Matt Cecchin

Personal information
- Born: 1973 (age 51–52)

Refereeing information
| Years | Competition |  |  |  |  | Apps |
| 2001–21 | National Rugby League |  |  |  |  | 300 |
| 2010 | City vs Country Origin |  |  |  |  | 1 |
| 2011–17 | Internationals |  |  |  |  | 12 |
| 2012–17 | State of Origin |  |  |  |  | 4 |
| 2018 | Super League |  |  |  |  | 1 |
- Source: As of 11 February 2018

= Matt Cecchin =

Australian rugby league referee

Matt Cecchin (born 1973) is an Australian former rugby league referee who officiated in the NRL between 2001 and 2021. Cecchin officiated international matches at the 2011 Four Nations and 2017 World Cup, and domestic representative matches in all three games of the 2017 State of Origin series.

==Referee career==
Cecchin began his career by overseeing Metro Cup matches. He made his first grade debut when he took over from an injured Steve Clark at halftime of a New Zealand Warriors and Northern Eagles match on 1 June 2001. His first full first grade match was on 14 July 2001, when he officiated a match between the Wests Tigers and North Queensland. He controlled 22 matches between 2001 and 2004. In 2003, he was told the only way he would remain an official was to become a touch judge.

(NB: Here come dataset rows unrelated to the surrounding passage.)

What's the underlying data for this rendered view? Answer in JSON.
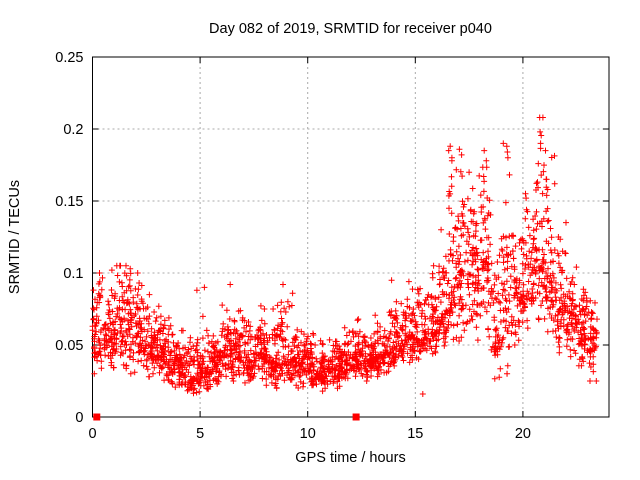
{
  "title": "Day 082 of 2019, SRMTID for receiver p040",
  "colors": {
    "marker": "#ff0000",
    "grid": "#a9a9a9",
    "axis": "#000000",
    "background": "#ffffff"
  },
  "chart_data": {
    "type": "scatter",
    "title": "Day 082 of 2019, SRMTID for receiver p040",
    "xlabel": "GPS time / hours",
    "ylabel": "SRMTID / TECUs",
    "xlim": [
      0,
      24
    ],
    "ylim": [
      0,
      0.25
    ],
    "x_ticks": [
      0,
      5,
      10,
      15,
      20
    ],
    "x_tick_labels": [
      "0",
      "5",
      "10",
      "15",
      "20"
    ],
    "y_ticks": [
      0,
      0.05,
      0.1,
      0.15,
      0.2,
      0.25
    ],
    "y_tick_labels": [
      "0",
      "0.05",
      "0.1",
      "0.15",
      "0.2",
      "0.25"
    ],
    "grid": true,
    "legend": "none",
    "series": [
      {
        "name": "srmtid-plus-markers",
        "marker": "plus",
        "color": "#ff0000",
        "density_bins": [
          [
            0.0,
            0.5,
            55,
            0.03,
            0.05,
            0.1
          ],
          [
            0.5,
            1.0,
            55,
            0.03,
            0.055,
            0.095
          ],
          [
            1.0,
            1.5,
            55,
            0.035,
            0.06,
            0.105
          ],
          [
            1.5,
            2.0,
            55,
            0.03,
            0.06,
            0.105
          ],
          [
            2.0,
            2.5,
            55,
            0.03,
            0.055,
            0.1
          ],
          [
            2.5,
            3.0,
            55,
            0.028,
            0.05,
            0.085
          ],
          [
            3.0,
            3.5,
            55,
            0.025,
            0.045,
            0.08
          ],
          [
            3.5,
            4.0,
            55,
            0.02,
            0.04,
            0.07
          ],
          [
            4.0,
            4.5,
            55,
            0.015,
            0.033,
            0.06
          ],
          [
            4.5,
            5.0,
            55,
            0.012,
            0.028,
            0.055
          ],
          [
            5.0,
            5.5,
            55,
            0.012,
            0.035,
            0.07
          ],
          [
            5.5,
            6.0,
            55,
            0.02,
            0.038,
            0.065
          ],
          [
            6.0,
            6.5,
            55,
            0.025,
            0.045,
            0.08
          ],
          [
            6.5,
            7.0,
            55,
            0.025,
            0.045,
            0.085
          ],
          [
            7.0,
            7.5,
            55,
            0.022,
            0.04,
            0.07
          ],
          [
            7.5,
            8.0,
            55,
            0.025,
            0.045,
            0.08
          ],
          [
            8.0,
            8.5,
            55,
            0.022,
            0.04,
            0.075
          ],
          [
            8.5,
            9.0,
            55,
            0.02,
            0.04,
            0.09
          ],
          [
            9.0,
            9.5,
            55,
            0.022,
            0.04,
            0.08
          ],
          [
            9.5,
            10.0,
            55,
            0.02,
            0.038,
            0.065
          ],
          [
            10.0,
            10.5,
            55,
            0.018,
            0.034,
            0.058
          ],
          [
            10.5,
            11.0,
            55,
            0.018,
            0.032,
            0.055
          ],
          [
            11.0,
            11.5,
            55,
            0.02,
            0.035,
            0.058
          ],
          [
            11.5,
            12.0,
            55,
            0.022,
            0.037,
            0.062
          ],
          [
            12.0,
            12.5,
            55,
            0.025,
            0.04,
            0.068
          ],
          [
            12.5,
            13.0,
            55,
            0.025,
            0.04,
            0.072
          ],
          [
            13.0,
            13.5,
            55,
            0.028,
            0.042,
            0.072
          ],
          [
            13.5,
            14.0,
            55,
            0.03,
            0.045,
            0.08
          ],
          [
            14.0,
            14.5,
            55,
            0.032,
            0.05,
            0.082
          ],
          [
            14.5,
            15.0,
            55,
            0.035,
            0.055,
            0.09
          ],
          [
            15.0,
            15.5,
            55,
            0.038,
            0.055,
            0.092
          ],
          [
            15.5,
            16.0,
            55,
            0.04,
            0.06,
            0.105
          ],
          [
            16.0,
            16.5,
            55,
            0.045,
            0.07,
            0.135
          ],
          [
            16.5,
            17.0,
            60,
            0.05,
            0.095,
            0.19
          ],
          [
            17.0,
            17.5,
            60,
            0.05,
            0.1,
            0.188
          ],
          [
            17.5,
            18.0,
            60,
            0.045,
            0.1,
            0.175
          ],
          [
            18.0,
            18.5,
            60,
            0.05,
            0.11,
            0.185
          ],
          [
            18.5,
            19.0,
            50,
            0.022,
            0.06,
            0.14
          ],
          [
            19.0,
            19.5,
            55,
            0.03,
            0.085,
            0.19
          ],
          [
            19.5,
            20.0,
            55,
            0.05,
            0.085,
            0.135
          ],
          [
            20.0,
            20.5,
            55,
            0.055,
            0.095,
            0.155
          ],
          [
            20.5,
            21.0,
            60,
            0.06,
            0.11,
            0.208
          ],
          [
            21.0,
            21.5,
            60,
            0.05,
            0.1,
            0.185
          ],
          [
            21.5,
            22.0,
            55,
            0.04,
            0.08,
            0.135
          ],
          [
            22.0,
            22.5,
            55,
            0.03,
            0.068,
            0.105
          ],
          [
            22.5,
            23.0,
            55,
            0.03,
            0.058,
            0.1
          ],
          [
            23.0,
            23.45,
            45,
            0.025,
            0.05,
            0.085
          ]
        ],
        "extra_points": [
          [
            0.9,
            0.102
          ],
          [
            1.3,
            0.105
          ],
          [
            1.75,
            0.103
          ],
          [
            2.1,
            0.1
          ],
          [
            4.85,
            0.088
          ],
          [
            5.2,
            0.09
          ],
          [
            6.4,
            0.092
          ],
          [
            8.85,
            0.092
          ],
          [
            9.3,
            0.086
          ],
          [
            12.35,
            0.068
          ],
          [
            13.9,
            0.095
          ],
          [
            14.7,
            0.094
          ],
          [
            15.35,
            0.016
          ],
          [
            16.2,
            0.13
          ],
          [
            16.55,
            0.185
          ],
          [
            16.62,
            0.188
          ],
          [
            16.7,
            0.18
          ],
          [
            17.05,
            0.186
          ],
          [
            17.15,
            0.182
          ],
          [
            17.5,
            0.17
          ],
          [
            18.2,
            0.185
          ],
          [
            18.3,
            0.178
          ],
          [
            19.25,
            0.188
          ],
          [
            19.3,
            0.18
          ],
          [
            20.15,
            0.152
          ],
          [
            20.78,
            0.208
          ],
          [
            20.8,
            0.198
          ],
          [
            20.82,
            0.19
          ],
          [
            20.85,
            0.168
          ],
          [
            21.05,
            0.185
          ],
          [
            21.1,
            0.165
          ],
          [
            21.15,
            0.158
          ],
          [
            22.0,
            0.135
          ]
        ]
      },
      {
        "name": "zero-value-square-markers",
        "marker": "filled-square",
        "color": "#ff0000",
        "points": [
          [
            0.2,
            0
          ],
          [
            12.25,
            0
          ]
        ]
      }
    ]
  }
}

Cecchin returned to first grade in 2008 and has been in charge of finals matches since 2009. He controlled the 2011 NRL Grand Final alongside Tony Archer.

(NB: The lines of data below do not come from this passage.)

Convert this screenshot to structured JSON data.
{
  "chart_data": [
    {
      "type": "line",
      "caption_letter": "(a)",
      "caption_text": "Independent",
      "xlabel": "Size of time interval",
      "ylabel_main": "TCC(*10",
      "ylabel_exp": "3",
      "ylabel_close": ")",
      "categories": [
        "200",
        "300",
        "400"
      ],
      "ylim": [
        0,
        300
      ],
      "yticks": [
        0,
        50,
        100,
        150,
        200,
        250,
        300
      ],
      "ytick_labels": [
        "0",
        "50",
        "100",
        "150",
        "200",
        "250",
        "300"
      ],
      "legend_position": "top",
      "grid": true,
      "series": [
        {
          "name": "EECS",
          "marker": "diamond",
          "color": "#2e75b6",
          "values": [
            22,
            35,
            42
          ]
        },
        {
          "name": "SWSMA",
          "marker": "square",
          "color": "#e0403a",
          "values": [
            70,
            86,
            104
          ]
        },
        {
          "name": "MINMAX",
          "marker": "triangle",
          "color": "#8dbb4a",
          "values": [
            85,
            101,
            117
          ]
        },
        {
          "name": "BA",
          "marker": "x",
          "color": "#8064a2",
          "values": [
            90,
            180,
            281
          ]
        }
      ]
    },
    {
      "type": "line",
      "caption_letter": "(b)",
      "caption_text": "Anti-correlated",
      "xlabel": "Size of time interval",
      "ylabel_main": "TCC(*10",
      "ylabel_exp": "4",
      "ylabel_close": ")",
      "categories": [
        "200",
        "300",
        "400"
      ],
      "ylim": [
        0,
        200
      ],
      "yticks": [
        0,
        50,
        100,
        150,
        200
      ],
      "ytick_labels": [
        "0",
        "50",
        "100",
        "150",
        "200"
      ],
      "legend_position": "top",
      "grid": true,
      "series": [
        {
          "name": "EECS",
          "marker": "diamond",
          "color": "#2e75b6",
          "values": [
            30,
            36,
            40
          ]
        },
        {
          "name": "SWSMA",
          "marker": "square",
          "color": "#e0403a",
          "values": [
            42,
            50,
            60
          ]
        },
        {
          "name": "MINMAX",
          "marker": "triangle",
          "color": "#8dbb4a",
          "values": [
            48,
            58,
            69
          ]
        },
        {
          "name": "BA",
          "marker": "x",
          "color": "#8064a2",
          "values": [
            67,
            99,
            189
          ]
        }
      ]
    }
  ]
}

Cecchin was appointed to control the 2010 City vs Country Origin match and refereed in the 2011 Four Nations. He controlled one match during the 2012 State of Origin series.

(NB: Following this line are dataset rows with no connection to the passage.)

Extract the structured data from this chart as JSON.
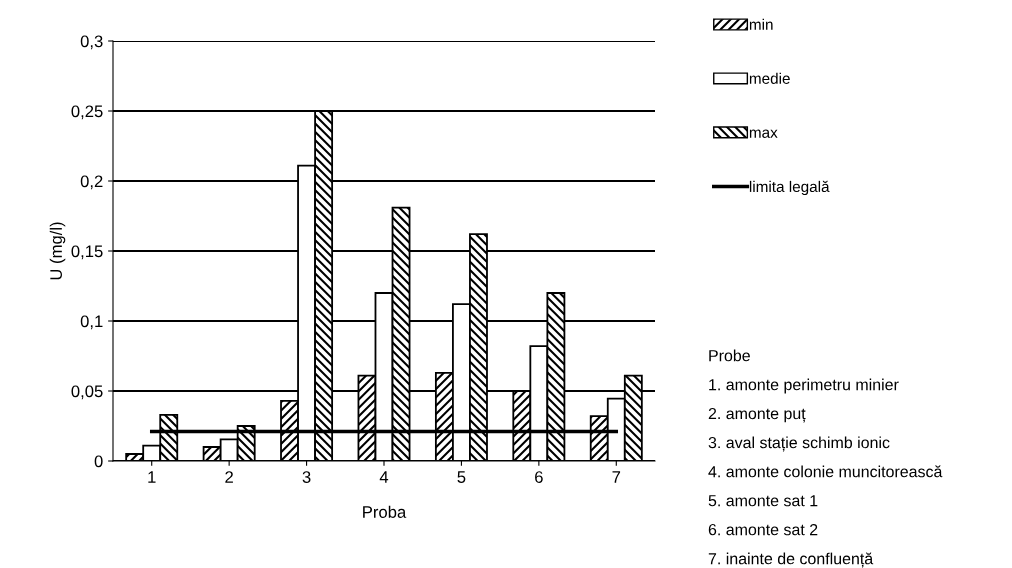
{
  "chart_data": {
    "type": "bar",
    "xlabel": "Proba",
    "ylabel": "U (mg/l)",
    "categories": [
      "1",
      "2",
      "3",
      "4",
      "5",
      "6",
      "7"
    ],
    "series": [
      {
        "name": "min",
        "color": "#000000",
        "values": [
          0.005,
          0.01,
          0.043,
          0.061,
          0.063,
          0.05,
          0.032
        ]
      },
      {
        "name": "medie",
        "color": "#ffffff",
        "values": [
          0.011,
          0.0155,
          0.211,
          0.12,
          0.112,
          0.082,
          0.0445
        ]
      },
      {
        "name": "max",
        "color": "#000000",
        "values": [
          0.033,
          0.025,
          0.25,
          0.181,
          0.162,
          0.12,
          0.061
        ]
      }
    ],
    "ref_lines": [
      {
        "axis": "y",
        "value": 0.021,
        "label": "limita legală",
        "color": "#000000"
      }
    ],
    "ylim": [
      0,
      0.3
    ],
    "yticks": [
      {
        "value": 0,
        "label": "0"
      },
      {
        "value": 0.05,
        "label": "0,05"
      },
      {
        "value": 0.1,
        "label": "0,1"
      },
      {
        "value": 0.15,
        "label": "0,15"
      },
      {
        "value": 0.2,
        "label": "0,2"
      },
      {
        "value": 0.25,
        "label": "0,25"
      },
      {
        "value": 0.3,
        "label": "0,3"
      }
    ],
    "grid": "y",
    "legend": "top right",
    "annotations": [
      "Probe",
      "1. amonte perimetru minier",
      "2. amonte puț",
      "3. aval stație schimb ionic",
      "4. amonte colonie muncitorească",
      "5. amonte sat 1",
      "6. amonte sat 2",
      "7. inainte de confluență"
    ]
  }
}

He was awarded his second Grand Final appointment 2016 NRL Grand Final as lead referee along with assistant Ben Cummins. He was appointed lead referee for Game I of the 2017 State of Origin series.

In February 2018, Cecchin refereed one Super League match when Wigan Warriors took their home game against Hull F.C. to WIN Stadium in Wollongong, Australia.

==Personal life==
Cecchin's father played reserve grade for the Newtown Jets.

In 2012, Cecchin revealed he was gay, becoming the first NRL official or player since Ian Roberts in 1995 to do so.

Cecchin has revealed having panic attacks before a match. He is a mental health ambassador for rugby league.